Platz statt Straße
Den Individualverkehr aus der Innenstadt zu verbannen und dafür vielfältige Stadtplätze zu schaffen, ist das ambitionierte Ziel eines aktuellen Stadtentwicklungskonzepts Barcelonas. Noch befindet es sich in der Erprobung, hat aber großes Potenzial, Vorbild auch für andere Großstädte zu sein.
Barcelona gilt bereits als Mekka für moderne Architektur und Städtebau. Jetzt bringt die Stadt wieder ein vielversprechendes Konzept auf den Weg: den Superblock, Superilla auf Katalanisch. „Jeder Superblock ist eine kleine Stadt mit eigenem Charakter“, wirbt die Stadtverwaltung auf ihrer Homepage. Der Superblock ist Teil eines radikalen und ambitionierten Stadterneuerungskonzepts, das durch die Abwendung von der autofreundlichen Stadt nicht nur neue Grünflächen und Plätze schafft, sondern eine neue Form der Stadt an sich darstellt. Der Name Superblock bezieht sich auf die Wohnblocks (illa) des rasterförmig aufgebauten Eixample, der Stadterweiterung des 19. Jahrhunderts. Das bahnbrechende Planwerk des Ingenieurs Ildefons Cerdà basierte ursprünglich auf der Idee der luft- und lichtdurchlässigen grünen Stadt. Spekulation und wachsender Wohnungsdruck ließen den Grünflächenanteil jedoch schwinden – von über einem Drittel auf heute 0,6 Prozent. Schlechte Luft und hohe Feinstaubwerte beeinträchtigen nicht zuletzt deshalb die Lebensqualität in der Stadt. Besonders im Zentrum kann die Hitze im Sommer unerträglich werden. Vom Verkehr ganz zu schweigen.

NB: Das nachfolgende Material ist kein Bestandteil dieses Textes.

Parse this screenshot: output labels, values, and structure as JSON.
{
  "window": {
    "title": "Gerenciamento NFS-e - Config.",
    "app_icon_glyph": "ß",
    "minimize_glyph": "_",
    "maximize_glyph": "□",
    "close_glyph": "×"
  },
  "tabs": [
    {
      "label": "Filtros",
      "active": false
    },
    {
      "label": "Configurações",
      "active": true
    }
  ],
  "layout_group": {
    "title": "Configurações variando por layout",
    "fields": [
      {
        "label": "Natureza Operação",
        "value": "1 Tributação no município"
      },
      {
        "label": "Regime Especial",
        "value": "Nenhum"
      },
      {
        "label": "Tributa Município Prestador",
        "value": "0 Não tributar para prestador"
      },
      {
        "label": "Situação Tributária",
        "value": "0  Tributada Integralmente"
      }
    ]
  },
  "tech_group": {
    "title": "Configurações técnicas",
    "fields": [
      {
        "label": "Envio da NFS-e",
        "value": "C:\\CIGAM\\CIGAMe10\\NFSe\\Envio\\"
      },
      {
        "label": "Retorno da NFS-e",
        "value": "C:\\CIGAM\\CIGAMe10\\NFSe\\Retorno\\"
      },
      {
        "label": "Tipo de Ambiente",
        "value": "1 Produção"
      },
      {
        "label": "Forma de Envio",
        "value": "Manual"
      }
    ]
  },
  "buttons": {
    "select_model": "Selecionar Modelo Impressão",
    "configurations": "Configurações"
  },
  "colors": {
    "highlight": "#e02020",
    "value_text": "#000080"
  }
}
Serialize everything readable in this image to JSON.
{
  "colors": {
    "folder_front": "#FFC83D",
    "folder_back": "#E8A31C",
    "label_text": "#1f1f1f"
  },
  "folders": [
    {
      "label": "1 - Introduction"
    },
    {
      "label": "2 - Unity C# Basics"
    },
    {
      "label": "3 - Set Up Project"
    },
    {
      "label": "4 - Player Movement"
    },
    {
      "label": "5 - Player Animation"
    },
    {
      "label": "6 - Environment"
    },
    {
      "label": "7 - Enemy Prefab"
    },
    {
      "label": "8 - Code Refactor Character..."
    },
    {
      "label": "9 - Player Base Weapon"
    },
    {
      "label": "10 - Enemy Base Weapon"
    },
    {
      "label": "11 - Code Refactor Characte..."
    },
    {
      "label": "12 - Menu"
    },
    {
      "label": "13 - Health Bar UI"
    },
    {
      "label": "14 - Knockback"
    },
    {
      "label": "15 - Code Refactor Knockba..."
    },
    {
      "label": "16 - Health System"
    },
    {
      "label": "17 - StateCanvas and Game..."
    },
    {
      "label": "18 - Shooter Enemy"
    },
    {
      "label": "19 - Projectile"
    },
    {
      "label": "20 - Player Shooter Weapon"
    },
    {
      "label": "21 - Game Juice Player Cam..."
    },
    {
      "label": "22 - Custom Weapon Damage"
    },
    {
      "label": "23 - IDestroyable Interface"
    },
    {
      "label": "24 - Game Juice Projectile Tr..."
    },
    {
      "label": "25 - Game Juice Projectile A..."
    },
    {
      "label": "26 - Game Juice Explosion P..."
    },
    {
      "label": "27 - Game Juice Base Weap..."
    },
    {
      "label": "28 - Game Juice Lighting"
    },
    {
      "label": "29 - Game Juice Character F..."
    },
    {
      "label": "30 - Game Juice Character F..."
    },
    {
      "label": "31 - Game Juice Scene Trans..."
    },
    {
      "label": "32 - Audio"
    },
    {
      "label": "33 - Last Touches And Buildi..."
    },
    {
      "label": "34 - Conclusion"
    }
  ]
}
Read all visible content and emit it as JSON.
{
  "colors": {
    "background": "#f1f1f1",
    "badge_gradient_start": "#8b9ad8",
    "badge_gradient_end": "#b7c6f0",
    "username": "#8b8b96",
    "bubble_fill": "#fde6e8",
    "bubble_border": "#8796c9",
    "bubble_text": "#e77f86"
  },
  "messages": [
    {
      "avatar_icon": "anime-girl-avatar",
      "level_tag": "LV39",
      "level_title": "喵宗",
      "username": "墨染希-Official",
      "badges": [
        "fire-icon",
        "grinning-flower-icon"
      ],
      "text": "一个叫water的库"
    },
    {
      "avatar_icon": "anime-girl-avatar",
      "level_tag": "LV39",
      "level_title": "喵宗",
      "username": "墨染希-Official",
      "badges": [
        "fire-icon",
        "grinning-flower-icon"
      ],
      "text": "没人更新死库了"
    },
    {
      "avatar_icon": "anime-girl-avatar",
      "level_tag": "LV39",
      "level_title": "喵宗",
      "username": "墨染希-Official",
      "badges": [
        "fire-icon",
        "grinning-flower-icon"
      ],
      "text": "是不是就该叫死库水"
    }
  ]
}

Der Superblock nimmt daher im Mobilitätsplan der Stadt eine zentrale Rolle ein. Er besteht aus drei mal drei Wohnblocks des Cerdà-Rasters und ist etwa 400 mal 400 Meter groß. Indem man die Autos teilweise verbannt, sollen sich Fußgänger und Radfahrer die Straßen, Parkplätze und Kreuzungen erobern. Im Katalanischen heißt das pacificar el carrer, was wörtlich „die Straße befrieden“ oder „aussöhnen“ bedeutet. Die Rückeroberung des Straßenraums manifestiert das Recht für alle auf zugänglichen öffentlichen Raum – auf Kommunikation und Partizipation, Austausch, Kultur und Wissen, Spiel und Erholung. Es ist auch eine Rückkehr zu mediterranen Traditionen, in denen sich das Alltagsleben schon immer zum Großteil im Freien abspielte. Geplant sind insgesamt 503 Superblocks mit einer Gesamtgröße von 700 Fußballfeldern. Das entspricht fast der Hälfte der derzeitigen Straßenfläche Barcelonas. Der öffentliche Nahverkehr, insbesondere die Buslinien, und das Radwegenetz sollen massiv ausgebaut und dem System der Superblocks angepasst werden. So soll sich der Autoverkehr dort künftig um 21 Prozent verringern.